Nov 09, 2009 — Categories:

I don’t know how to work on anything but violence against women and children. I have no other skills. So it’s a good thing that I have a job where I get paid to do the one thing I know how to do.

I don’t know how to work on anything but violence against women and children. I have no other skills. So it’s a good thing that I have a job where I get paid to do the one thing I know how to do.

Since founding FaithTrust Institute in 1977, I have had the privilege of focusing my energies and my passion to end violence against women and children. Many people assume this is because I am a survivor of abuse. I have never been raped, molested or abused by a partner. I am only a survivor of the everyday indignities and public bodily violations that virtually all women share.

When I was in seminary, listening to women’s stories, and reflecting on my own extended family stories, I just had a strong reaction that it is not right that women be subjected to physical and sexual violence done by men. It makes me angry that we live with this reality all the time. So I continue to do my part to change the cultural norms that accept that violence against women and girls is just the way things are.

I just returned from Norway where I had the opportunity to work with leaders of the Norwegian Lutheran Church and Diakonia, a parachurch organization of deacons. I was very impressed with the work there on sexual abuse by clergy. Their work has paralleled ours for the past 20 years.

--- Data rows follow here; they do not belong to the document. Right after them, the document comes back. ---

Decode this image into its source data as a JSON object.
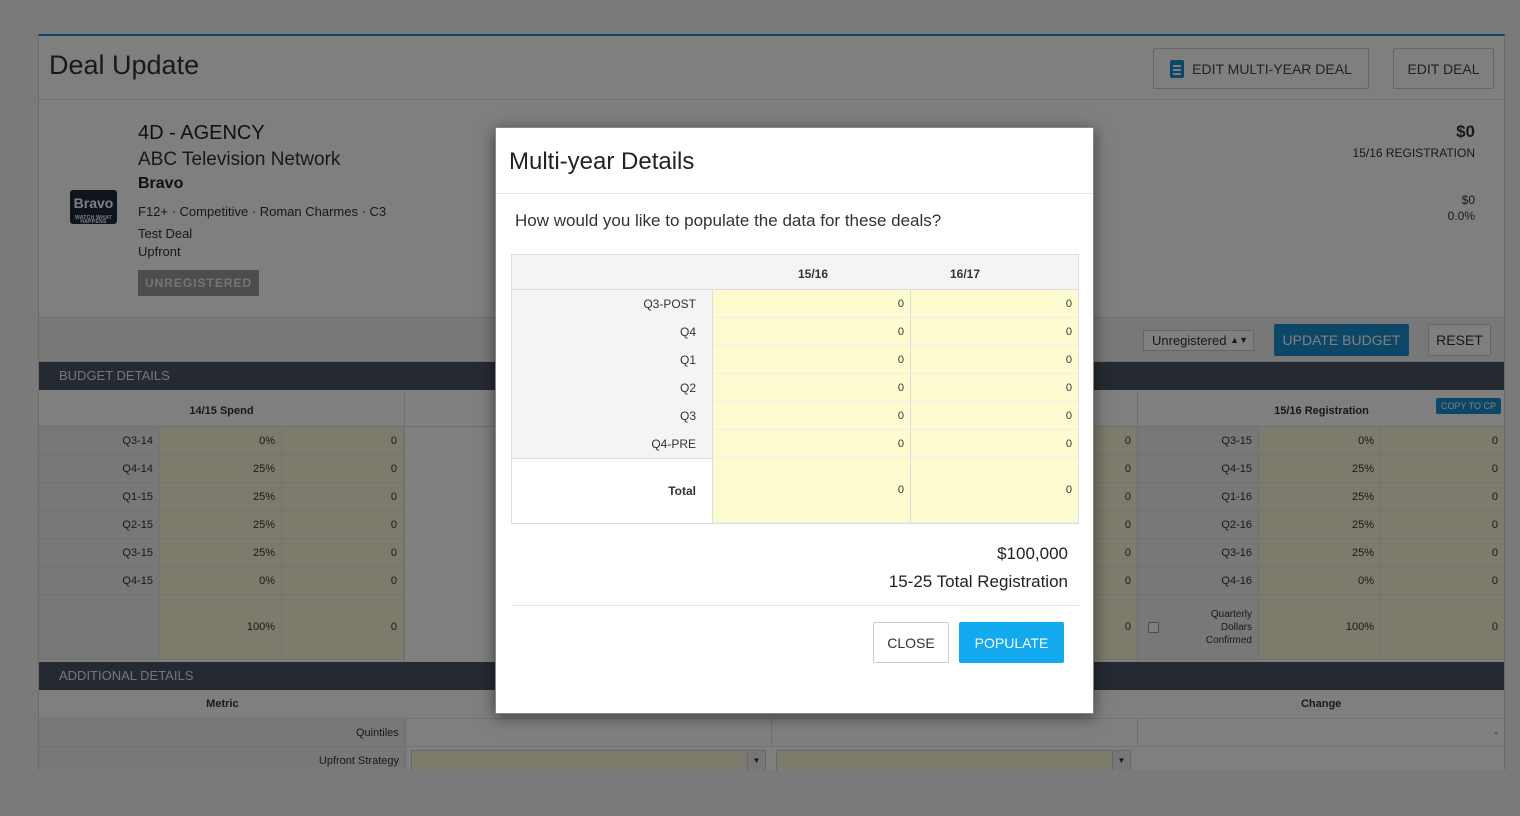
{
  "page": {
    "title": "Deal Update",
    "edit_multi_year_label": "EDIT MULTI-YEAR DEAL",
    "edit_deal_label": "EDIT DEAL"
  },
  "deal": {
    "agency": "4D - AGENCY",
    "network": "ABC Television Network",
    "channel": "Bravo",
    "logo_text": "Bravo",
    "logo_sub": "WATCH WHAT HAPPENS",
    "meta": "F12+ · Competitive · Roman Charmes · C3",
    "deal_name": "Test Deal",
    "type": "Upfront",
    "status_badge": "UNREGISTERED",
    "registration_amount": "$0",
    "registration_label": "15/16 REGISTRATION",
    "secondary_amount": "$0",
    "secondary_pct": "0.0%"
  },
  "toolbar": {
    "status_select": "Unregistered",
    "update_budget_label": "UPDATE BUDGET",
    "reset_label": "RESET"
  },
  "budget": {
    "section_title": "BUDGET DETAILS",
    "left_header": "14/15 Spend",
    "right_header": "15/16 Registration",
    "copy_label": "COPY TO CP",
    "left_rows": [
      {
        "q": "Q3-14",
        "pct": "0%",
        "val": "0"
      },
      {
        "q": "Q4-14",
        "pct": "25%",
        "val": "0"
      },
      {
        "q": "Q1-15",
        "pct": "25%",
        "val": "0"
      },
      {
        "q": "Q2-15",
        "pct": "25%",
        "val": "0"
      },
      {
        "q": "Q3-15",
        "pct": "25%",
        "val": "0"
      },
      {
        "q": "Q4-15",
        "pct": "0%",
        "val": "0"
      }
    ],
    "left_total": {
      "pct": "100%",
      "val": "0"
    },
    "right_rows": [
      {
        "q": "Q3-15",
        "pct": "0%",
        "val": "0"
      },
      {
        "q": "Q4-15",
        "pct": "25%",
        "val": "0"
      },
      {
        "q": "Q1-16",
        "pct": "25%",
        "val": "0"
      },
      {
        "q": "Q2-16",
        "pct": "25%",
        "val": "0"
      },
      {
        "q": "Q3-16",
        "pct": "25%",
        "val": "0"
      },
      {
        "q": "Q4-16",
        "pct": "0%",
        "val": "0"
      }
    ],
    "right_total": {
      "label": "Quarterly Dollars Confirmed",
      "pct": "100%",
      "val": "0"
    },
    "middle_right_vals": [
      "0",
      "0",
      "0",
      "0",
      "0",
      "0",
      "0"
    ]
  },
  "additional": {
    "section_title": "ADDITIONAL DETAILS",
    "metric_header": "Metric",
    "change_header": "Change",
    "rows": [
      {
        "label": "Quintiles",
        "change": "-"
      },
      {
        "label": "Upfront Strategy",
        "change": ""
      }
    ]
  },
  "modal": {
    "title": "Multi-year Details",
    "question": "How would you like to populate the data for these deals?",
    "columns": [
      "15/16",
      "16/17"
    ],
    "rows": [
      {
        "label": "Q3-POST",
        "v1": "0",
        "v2": "0"
      },
      {
        "label": "Q4",
        "v1": "0",
        "v2": "0"
      },
      {
        "label": "Q1",
        "v1": "0",
        "v2": "0"
      },
      {
        "label": "Q2",
        "v1": "0",
        "v2": "0"
      },
      {
        "label": "Q3",
        "v1": "0",
        "v2": "0"
      },
      {
        "label": "Q4-PRE",
        "v1": "0",
        "v2": "0"
      }
    ],
    "total": {
      "label": "Total",
      "v1": "0",
      "v2": "0"
    },
    "amount": "$100,000",
    "registration_label": "15-25 Total Registration",
    "close_label": "CLOSE",
    "populate_label": "POPULATE"
  }
}
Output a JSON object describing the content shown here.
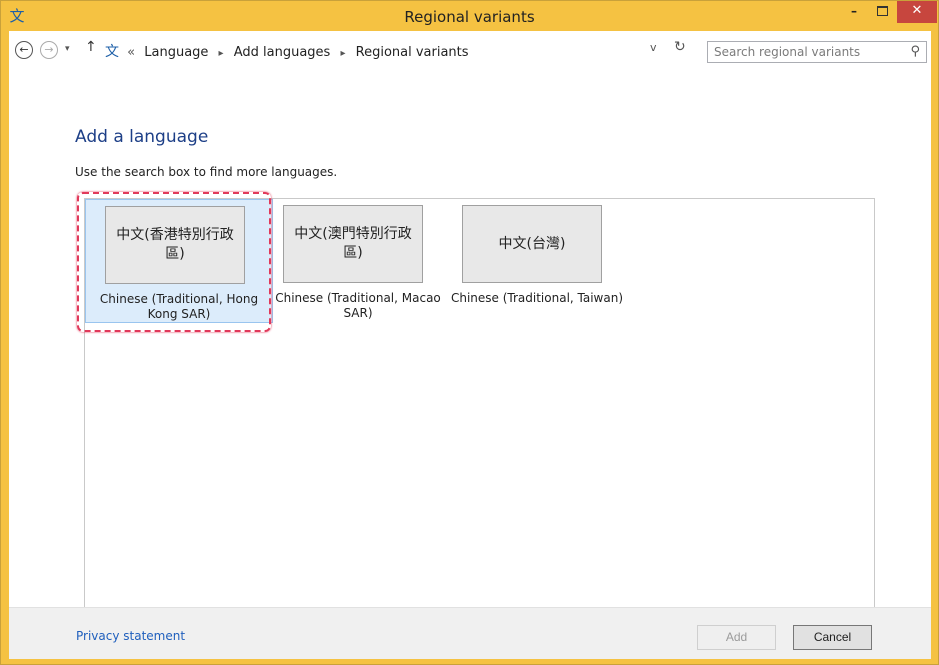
{
  "window": {
    "title": "Regional variants",
    "minimize_glyph": "–",
    "close_glyph": "✕"
  },
  "nav": {
    "back_icon": "back-arrow-icon",
    "forward_icon": "forward-arrow-icon",
    "recent_glyph": "▾",
    "up_glyph": "↑",
    "back_glyph": "←",
    "forward_glyph": "→",
    "overflow": "«",
    "breadcrumbs": [
      "Language",
      "Add languages",
      "Regional variants"
    ],
    "dropdown_glyph": "v",
    "refresh_glyph": "↻",
    "search_placeholder": "Search regional variants",
    "search_glyph": "⚲"
  },
  "main": {
    "heading": "Add a language",
    "subtext": "Use the search box to find more languages."
  },
  "variants": [
    {
      "native": "中文(香港特別行政區)",
      "label": "Chinese (Traditional, Hong Kong SAR)",
      "selected": true
    },
    {
      "native": "中文(澳門特別行政區)",
      "label": "Chinese (Traditional, Macao SAR)",
      "selected": false
    },
    {
      "native": "中文(台灣)",
      "label": "Chinese (Traditional, Taiwan)",
      "selected": false
    }
  ],
  "footer": {
    "privacy": "Privacy statement",
    "add_label": "Add",
    "cancel_label": "Cancel"
  },
  "colors": {
    "title_bar": "#f5c242",
    "heading": "#1d3f87",
    "link": "#1f5fbd",
    "selection": "#dcecfb",
    "highlight_outline": "#e1395a",
    "close_button": "#c7463e"
  }
}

They have a strong theoretical base and theological foundation. They have done some very interesting research on incidence, components of erotic attraction and behavior by clergy towards congregants, and elements of investigation and intervention in cases. They seem to be facing very similar circumstances to those of the faith groups in the U.S. and very similar institutional challenges. They have been addressing the abuse of children of missionaries serving abroad as have several U.S. denominations.They have found some of our early resource materials and Not In My Church, now in translation, to be useful tools.

I met with the staff of the Church’s Resource Centre Against Violence and Sexual Abuse in Oslo. The Centre was begun in 1996 by the church as a resource to victims and survivors of sexual abuse of all kinds. It came about as a result of early activism by the Norwegian Association of Female Theologians and others who pushed the church to a real recognition of the needs of church members. It now serves as a vital resource for women and men.

So it was very exciting to spend a week working with these colleagues to see how the work continues and parallels that of FaithTrust Institute. We have much to share and learn together.